Le 24 août 2017, Mavis Wanczyk a gagné 758,7 millions de dollars américains, la plus grosse cagnotte jamais remportée à la loterie par une seule et même personne aux États-Unis. La probabilité de toucher le pactole du Powerball n'était que d'une chance sur 292 millions. Pour vous donner une idée, la nouvelle multimillionnaire risquait davantage de se faire attaquer par un requin, de réaliser un trou d'un coup au golf et d'être frappée par une météorite, tout cela dans la même journée!

Sachant cela, il semble insensé de tenter sa chance à la loterie. Pour pallier ce problème, les organisateurs de loterie misent sur le « biais de disponibilité », c'est-à-dire notre tendance à privilégier l'information qui est disponible à notre mémoire aux dépens d'une analyse plus rigoureuse de la situation. Pour ce faire, ils se réservent le droit de publier le nom et la photo des gagnants à des fins publicitaires, suscitant ainsi de faux espoirs. Avant de prendre une décision, de porter un jugement ou de répondre à une question, il est donc primordial de faire appel à un mode de pensée plus lent qui exige un effort de concentration. Comme vous vous en doutez, ce conseil s'applique aussi à la Bourse.

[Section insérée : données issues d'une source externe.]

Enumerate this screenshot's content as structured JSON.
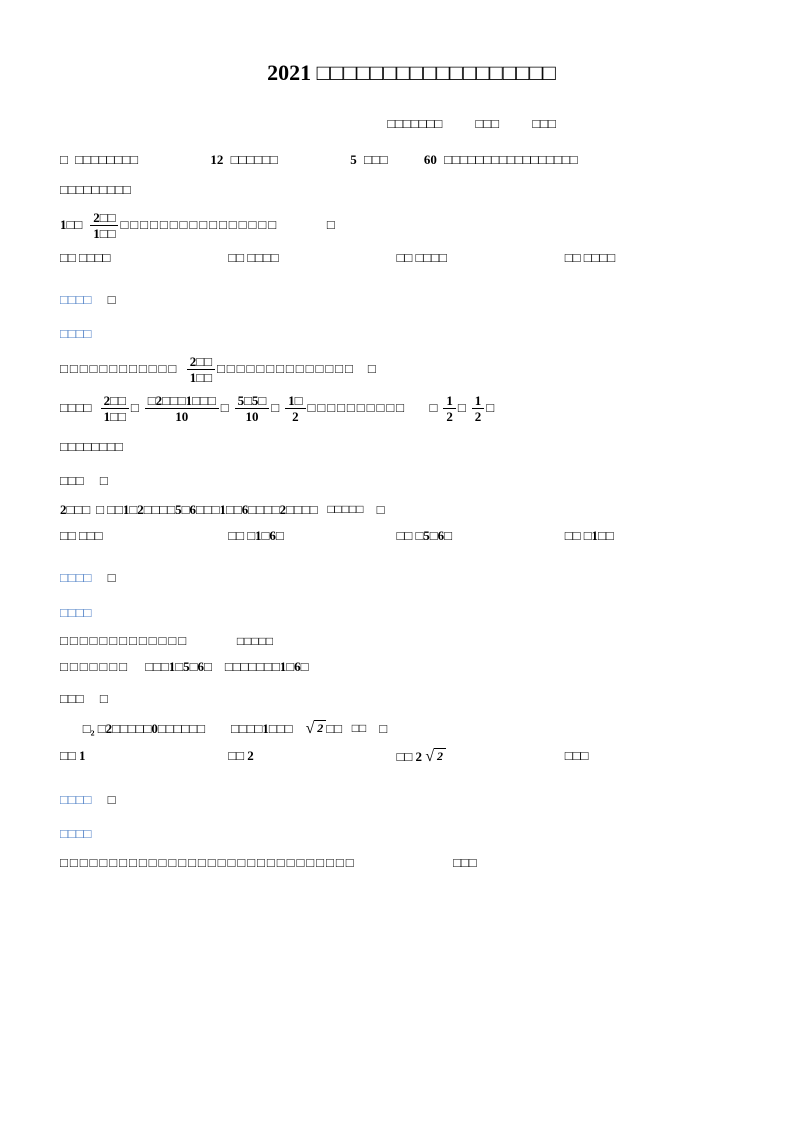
{
  "colors": {
    "text": "#000000",
    "blue": "#4a7cc4",
    "bg": "#ffffff"
  },
  "fonts": {
    "title_size": 22,
    "body_size": 13
  },
  "title": "2021 □□□□□□□□□□□□□□□□□□",
  "subtitle": {
    "left": "□□□□□□□",
    "mid": "□□□",
    "right": "□□□"
  },
  "section1": {
    "lead": "□ □□□□□□□□",
    "count": "12 □□□□□□",
    "each": "5 □□□",
    "total": "60 □□□□□□□□□□□□□□□□□",
    "tail": "□□□□□□□□□"
  },
  "q1": {
    "num": "1□□",
    "frac_top": "2□□",
    "frac_bot": "1□□",
    "stem": "□□□□□□□□□□□□□□□□",
    "dot": "□",
    "optA": "□□ □□□□",
    "optB": "□□ □□□□",
    "optC": "□□ □□□□",
    "optD": "□□ □□□□",
    "ans_label": "□□□□",
    "ans": "□",
    "exp_label": "□□□□",
    "exp_line1_pre": "□□□□□□□□□□□□",
    "exp_line1_post": "□□□□□□□□□□□□□□",
    "exp_eq_label": "□□□□",
    "right_frac_l": "1",
    "right_frac_r": "1",
    "right_frac_bot_l": "2",
    "right_frac_bot_r": "2",
    "exp_line3": "□□□□□□□□",
    "end_label": "□□□",
    "end": "□"
  },
  "q2": {
    "num": "2□□□",
    "stem": "□ □□1□2□□□□5□6□□□1□□6□□□□2□□□□",
    "stem_tail": "□□□□□",
    "end": "□",
    "optA": "□□ □□□",
    "optB": "□□ □1□6□",
    "optC": "□□ □5□6□",
    "optD": "□□ □1□□",
    "ans_label": "□□□□",
    "ans": "□",
    "exp_label": "□□□□",
    "exp_line1": "□□□□□□□□□□□□□",
    "exp_line1_tail": "□□□□□",
    "exp_line2_pre": "□□□□□□□",
    "exp_line2_a": "□□□1□5□6□",
    "exp_line2_b": "□□□□□□□1□6□",
    "end_label": "□□□",
    "end2": "□"
  },
  "q3": {
    "stem_pre": "□₂ □2□□□□□0□□□□□□",
    "stem_mid": "□□□□1□□□",
    "stem_end": "□□",
    "dot": "□",
    "optA": "□□ 1",
    "optB": "□□ 2",
    "optC": "□□ 2",
    "optD": "□□□",
    "ans_label": "□□□□",
    "ans": "□",
    "exp_label": "□□□□",
    "exp_line": "□□□□□□□□□□□□□□□□□□□□□□□□□□□□□□",
    "exp_tail": "□□□"
  }
}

À la suite de la crise financière de 2008, les 50 banques centrales les plus importantes ont réduit leur taux directeur (taux d'intérêt à court terme) à plus de 700 reprises. L'objectif était de stimuler l'activité économique, notamment en facilitant l'accès à la propriété, en réduisant les coûts de financement pour favoriser les investissements, en regagnant la confiance des consommateurs et des entreprises, et en augmentant la prise de risque sur les marchés boursiers.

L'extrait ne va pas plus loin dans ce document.